Symmetric rational function is a rational function in the elementary symmetric polynomials.

Question

For a course on Galois theory, we proved the fundamental theorem of symmetric polynomials, which states that every symmetric polynomial can be uniquely written as a polynomial in the elementairy symmetric polynomials. As an exercise we were asked to prove that every symmetric rational function also is a rational function in the elementary symmetric polynomials.

For this I have the following (partial) proof. Let $K$ be a field, let $f \in K(T_1, \dots, T_n)$ be a symmetric function. We can write $f = g/h$ with $g, h$ coprime. Let $\sigma \in S_n$, then $\sigma(g)/\sigma(h) = \sigma(g/h) = g/h$, so $\sigma(g)h = \sigma(h)g$. Since $g$ and $h$ are coprime, it follows that $g \mid \sigma(g)$, and since the total degrees of the polynomials are the same it follows there exists some $k \in K^\times$ such that $\sigma(g) = kg$. Similarly for $h$.

Ofcourse I would like to conclude from this that we must have $\sigma(g) = g$ since $\sigma$ doesn't change the coefficients, but I realised the argument is more subtle than that, since this is not necessarily true. For example, with $K = \mathbb{F}_7$ and $n = 3$ we have $$ (3 2 1) \cdot (X_1 X_2 + 2 X_2 X_3 + 4 X_3 X_1) = 2 \cdot (X_1 X_2 + 2 X_2 X_3 + 4 X_3 X_1). $$ So, does anyone know how to proceed? Ofcourse, once you have $\sigma(g) = g$ and $\sigma(h) = h$ for all $\sigma \in S_n$ the result follows from the fundamental theorem of symmetric polynomials.

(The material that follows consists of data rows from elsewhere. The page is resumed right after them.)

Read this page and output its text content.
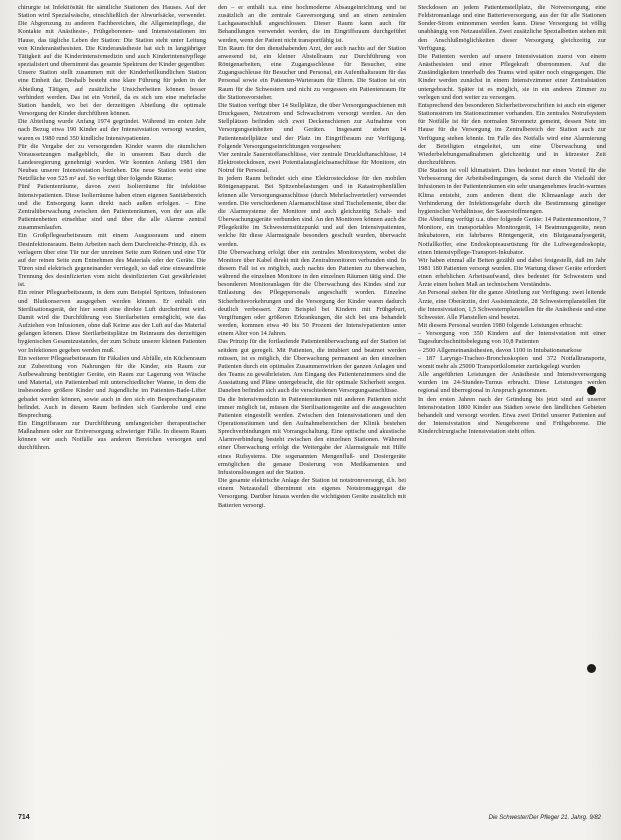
chirurgie ist Infektiösität für sämtliche Stationen des Hauses. Auf der Station wird Spezialwäsche, einschließlich der Abwurfsäcke, verwendet. Die Abgrenzung zu anderen Fachbereichen, die Allgemeinpflege, die Kontakte mit Anästhesie-, Frühgeborenen- und Intensivstationen im Hause, das tägliche Leben der Station: Die Station steht unter Leitung von Kinderanästhesisten. Die Kinderanästhesie hat sich in langjähriger Tätigkeit auf die Kinderintensivmedizin und auch Kinderintensivpflege spezialisiert und übernimmt das gesamte Spektrum der Kinder gegenüber.

Unsere Station stellt zusammen mit der Kinderheilkundlichen Station eine Einheit dar. Deshalb besteht eine klare Führung für jeden in der Abteilung Tätigen, auf zusätzliche Unsicherheiten können besser verhindert werden. Das ist ein Vorteil, da es sich um eine mehrfache Station handelt, wo bei der derzeitigen Abteilung die optimale Versorgung der Kinder durchführen können.

Die Abteilung wurde Anfang 1974 gegründet. Während im ersten Jahr nach Bezug etwa 190 Kinder auf der Intensivstation versorgt wurden, waren es 1980 rund 350 kindliche Intensivpatienten.

Für die Vergabe der zu versorgenden Kinder waren die räumlichen Voraussetzungen maßgeblich, die in unserem Bau durch die Landesregierung genehmigt wurden. Wir konnten Anfang 1981 den Neubau unserer Intensivstation beziehen. Die neue Station weist eine Netzfläche von 525 m² auf. So verfügt über folgende Räume:

Fünf Patientenräume, davon zwei Isolierräume für infektiöse Intensivpatienten. Diese Isolierräume haben einen eigenen Sanitärbereich und die Entsorgung kann direkt nach außen erfolgen. – Eine Zentralüberwachung zwischen den Patientenräumen, von der aus alle Patientenbetten einsehbar sind und über die alle Alarme zentral zusammenlaufen.

Ein Großpflegearbeitsraum mit einem Ausgussraum und einem Desinfektionsraum. Beim Arbeiten nach dem Durchreiche-Prinzip, d.h. es verlagern über eine Tür nur der unreinen Seite zum Reinen und eine Tür auf der reinen Seite zum Entnehmen des Materials oder der Geräte. Die Türen sind elektrisch gegeneinander verriegelt, so daß eine einwandfreie Trennung des desinfizierten vom nicht desinfizierten Gut gewährleistet ist.

Ein reiner Pflegearbeitsraum, in dem zum Beispiel Spritzen, Infusionen und Blutkonserven ausgegeben werden können. Er enthält ein Sterilisationsgerät, der hier somit eine direkte Luft durchströmt wird. Damit wird die Durchführung von Sterilarbeiten ermöglicht, wie das Aufziehen von Infusionen, ohne daß Keime aus der Luft auf das Material gelangen können. Diese Sterilarbeitsplätze im Reinraum des derzeitigen hygienischen Gesamtzustandes, der zum Schutz unserer kleinen Patienten vor Infektionen gegeben werden muß.

Ein weiterer Pflegearbeitsraum für Fäkalien und Abfälle, ein Küchenraum zur Zubereitung von Nahrungen für die Kinder, ein Raum zur Aufbewahrung benötigter Geräte, ein Raum zur Lagerung von Wäsche und Material, ein Patientenbad mit unterschiedlicher Wanne, in dem die insbesondere größere Kinder und Jugendliche im Patienten-Bade-Lifter gebadet werden können, sowie auch in den sich ein Besprechungsraum befindet. Auch in diesem Raum befinden sich Garderobe und eine Besprechung.

Ein Eingriffsraum zur Durchführung umfangreicher therapeutischer Maßnahmen oder zur Erstversorgung schwieriger Fälle. In diesem Raum können wir auch Notfälle aus anderen Bereichen versorgen und durchführen.

den – er enthält u.a. eine hochmoderne Absaugeinrichtung und ist zusätzlich an die zentrale Gasversorgung und an einen zentralen Lachgasanschluß angeschlossen. Dieser Raum kann auch für Behandlungen verwendet werden, die im Eingriffsraum durchgeführt werden, wenn der Patient nicht transportfähig ist.

Ein Raum für den diensthabenden Arzt, der auch nachts auf der Station anwesend ist, ein kleiner Abstellraum zur Durchführung von Röntgenarbeiten, eine Zugangsschleuse für Besucher, eine Zugangsschleuse für Besucher und Personal, ein Aufenthaltsraum für das Personal sowie ein Patienten-Warteraum für Eltern. Die Station ist ein Raum für die Schwestern und nicht zu vergessen ein Patientenraum für die Stationsvorsteher.

Die Station verfügt über 14 Stellplätze, die über Versorgungsschienen mit Druckgasen, Netzstrom und Schwachstrom versorgt werden. An den Stellplätzen befinden sich zwei Deckenschienen zur Aufnahme von Versorgungseinheiten und Geräten. Insgesamt stehen 14 Patientenstellplätze und der Platz im Eingriffsraum zur Verfügung. Folgende Versorgungseinrichtungen vorgesehen:

Vier zentrale Sauerstoffanschlüsse, vier zentrale Druckluftanschlüsse, 14 Elektrosteckdosen, zwei Potentialausgleichsanschlüsse für Monitore, ein Notruf für Personal.

In jedem Raum befindet sich eine Elektrosteckdose für den mobilen Röntgenapparat. Bei Spitzenbelastungen und in Katastrophenfällen können alle Versorgungsanschlüsse (durch Mehrfachverteiler) verwendet werden. Die verschiedenen Alarmanschlüsse sind Tischelemente, über die die Alarmsysteme der Monitore und auch gleichzeitig Schalt- und Überwachungsgeräte verbunden sind. An den Monitoren können auch die Pflegekräfte im Schwesternstützpunkt und auf den Intensivpatienten, welche für diese Alarmsignale besonders geschult wurden, überwacht werden.

Die Überwachung erfolgt über ein zentrales Monitorsystem, wobei die Monitore über Kabel direkt mit den Zentralmonitoren verbunden sind. In diesem Fall ist es möglich, auch nachts den Patienten zu überwachen, während die einzelnen Monitore in den einzelnen Räumen tätig sind. Die besonderen Monitoranlagen für die Überwachung des Kindes sind zur Entlastung des Pflegepersonals angeschafft worden. Einzelne Sicherheitsvorkehrungen und die Versorgung der Kinder waren dadurch deutlich verbessert. Zum Beispiel bei Kindern mit Frühgeburt, Vergiftungen oder größeren Erkrankungen, die sich bei uns behandelt werden, kommen etwa 40 bis 50 Prozent der Intensivpatienten unter einem Alter von 14 Jahren.

Das Prinzip für die fortlaufende Patientenüberwachung auf der Station ist seitdem gut geregelt. Mit Patienten, die intubiert und beatmet werden müssen, ist es möglich, die Überwachung permanent an den einzelnen Patienten durch ein optimales Zusammenwirken der ganzen Anlagen und des Teams zu gewährleisten. Am Eingang des Patientenzimmers sind die Ausstattung und Pläne untergebracht, die für optimale Sicherheit sorgen. Daneben befinden sich auch die verschiedenen Versorgungsanschlüsse.

Da die Intensivmedizin in Patientenräumen mit anderen Patienten nicht immer möglich ist, müssen die Sterilisationsgeräte auf die ausgesuchten Patienten eingestellt werden. Zwischen den Intensivstationen und den Operationsräumen und den Aufnahmebereichen der Klinik bestehen Sprechverbindungen mit Vorrangschaltung. Eine optische und akustische Alarmverbindung besteht zwischen den einzelnen Stationen. Während einer Überwachung erfolgt die Weitergabe der Alarmsignale mit Hilfe eines Rufsystems. Die sogenannten Mengenfluß- und Dosiergeräte ermöglichen die genaue Dosierung von Medikamenten und Infusionslösungen auf der Station.

Die gesamte elektrische Anlage der Station ist notstromversorgt, d.h. bei einem Netzausfall übernimmt ein eigenes Notstromaggregat die Versorgung. Darüber hinaus werden die wichtigsten Geräte zusätzlich mit Batterien versorgt.

Steckdosen an jedem Patientenstellplatz, die Notversorgung, eine Feldstromanlage und eine Batterieversorgung, aus der für alle Stationen Sonder-Strom entnommen werden kann. Diese Versorgung ist völlig unabhängig von Netzausfällen. Zwei zusätzliche Spezialbetten stehen mit den Anschlußmöglichkeiten dieser Versorgung gleichzeitig zur Verfügung.

Die Patienten werden auf unsere Intensivstation zuerst von einem Anästhesisten und einer Pflegekraft übernommen. Auf die Zuständigkeiten innerhalb des Teams wird später noch eingegangen. Die Kinder werden zunächst in einem Intensivzimmer einer Zentralstation untergebracht. Später ist es möglich, sie in ein anderes Zimmer zu verlegen und dort weiter zu versorgen.

Entsprechend den besonderen Sicherheitsvorschriften ist auch ein eigener Stationsstrom im Stationszimmer vorhanden. Ein zentrales Notrufsystem für Notfälle ist für den normalen Stromnetz gemeint, dessen Netz im Hause für die Versorgung im Zentralbereich der Station auch zur Verfügung stehen könnte. Im Falle des Notfalls wird eine Alarmierung der Beteiligten eingeleitet, um eine Überwachung und Wiederbelebungsmaßnahmen gleichzeitig und in kürzester Zeit durchzuführen.

Die Station ist voll klimatisiert. Dies bedeutet nur einen Vorteil für die Verbesserung der Arbeitsbedingungen, da sonst durch die Vielzahl der Infusionen in der Patientenräumen ein sehr unangenehmes feucht-warmes Klima entsteht, zum anderen dient die Klimaanlage auch der Verhinderung der Infektionsgefahr durch die Bestimmung günstiger hygienischer Verhältnisse, der Sauerstoffmengen.

Die Abteilung verfügt u.a. über folgende Geräte: 14 Patientenmonitore, 7 Monitore, ein transportables Monitorgerät, 14 Beatmungsgeräte, neun Inkubatoren, ein fahrbares Röntgengerät, ein Blutgasanalysegerät, Notfallkoffer, eine Endoskopieausrüstung für die Luftwegendoskopie, einen Intensivpflege-Transport-Inkubator.

Wir haben einmal alle Betten gezählt und dabei festgestellt, daß im Jahr 1981 180 Patienten versorgt wurden. Die Wartung dieser Geräte erfordert einen erheblichen Arbeitsaufwand, dies bedeutet für Schwestern und Ärzte einen hohen Maß an technischem Verständnis.

An Personal stehen für die ganze Abteilung zur Verfügung: zwei leitende Ärzte, eine Oberärztin, drei Assistenzärzte, 28 Schwesternplanstellen für die Intensivstation, 1,5 Schwesternplanstellen für die Anästhesie und eine Schwester. Alle Planstellen sind besetzt.

Mit diesem Personal wurden 1980 folgende Leistungen erbracht:

– Versorgung von 350 Kindern auf der Intensivstation mit einer Tagesdurchschnittsbelegung von 10,8 Patienten

– 2500 Allgemeinanästhesien, davon 1100 in Intubationsnarkose

– 187 Laryngo-Tracheo-Bronchoskopien und 372 Notfalltransporte, womit mehr als 25000 Transportkilometer zurückgelegt wurden

Alle angeführten Leistungen der Anästhesie und Intensivversorgung wurden im 24-Stunden-Turnus erbracht. Diese Leistungen werden regional und überregional in Anspruch genommen.

In den ersten Jahren nach der Gründung bis jetzt sind auf unserer Intensivstation 1800 Kinder aus Städten sowie den ländlichen Gebieten behandelt und versorgt worden. Etwa zwei Drittel unserer Patienten auf der Intensivstation sind Neugeborene und Frühgeborene. Die Kinderchirurgische Intensivstation steht offen.

714	Die Schwester/Der Pfleger 21. Jahrg. 9/82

As a sidenote: I know there's a proof using the fundamental theorem of Galois theory, but I would like to finish a proof using this approach.

Answer 1

For $\sigma \in S_n$, let $\lambda_\sigma \in K^\times$ be such that $\sigma(g) = \lambda_\sigma g$ and $\sigma(h) = \lambda_\sigma h$. Then $\sigma \mapsto \lambda_\sigma$ is a group homomorphism $\lambda : S_n \to K^\times$. (When $n \geq 6$, there are at most two such homomorphisms.)

We want to show that $\lambda$ is trivial. Suppose not, and let $(i, j)$ be a transposition that does not lie in the kernel of $\lambda$. We will arrive at a contradiction with the fact that $g$ and $h$ are coprime. Because $\lambda_{(i, j)} \neq 1$, we obtain that $g(T_1, \ldots, \widehat T_j, T_i, \ldots, T_n) = 0$. (We substituted $T_i$ for $T_j$.) When $g$ is considered as a polynomial over $K((T_k)_{k \neq j})$, this means that $T_i$ is a root of $g$. Thus $g$ is divisible by $(T_i - T_j)$. Similarly, $h$ is divisible by $(T_i - T_j)$. But by Gauss's lemma, $g$ and $h$ are coprime in $K((T_k)_{k \neq j})[T_j]$, a contradiction.

Answer 2

Let $f\in \mathbf{Q}(T_1,\ldots,T_n)$ be a symmetric rational function, then we can write $f=\frac{g}{h}$ with $g,h\in \mathbf{Z}[T_1,\ldots,T_n]$.

If $h$ is a symmetric polynomial, then $g=hf$ is symmetric too. By the fundamental theorem of symmetric polynomials, $f$ is a rational function in the elementary symmetric polynomials.

If $h$ is not a symmetric polynomial, consider $h'=\prod_{\sigma\in S_n\setminus \{e\}} \sigma h$. Then $hh'$ is a symmetric polynomial by construction. By writing $f=\frac{g}{h}=\frac{gh'}{hh'}$, we reduce ourselves to the previous case.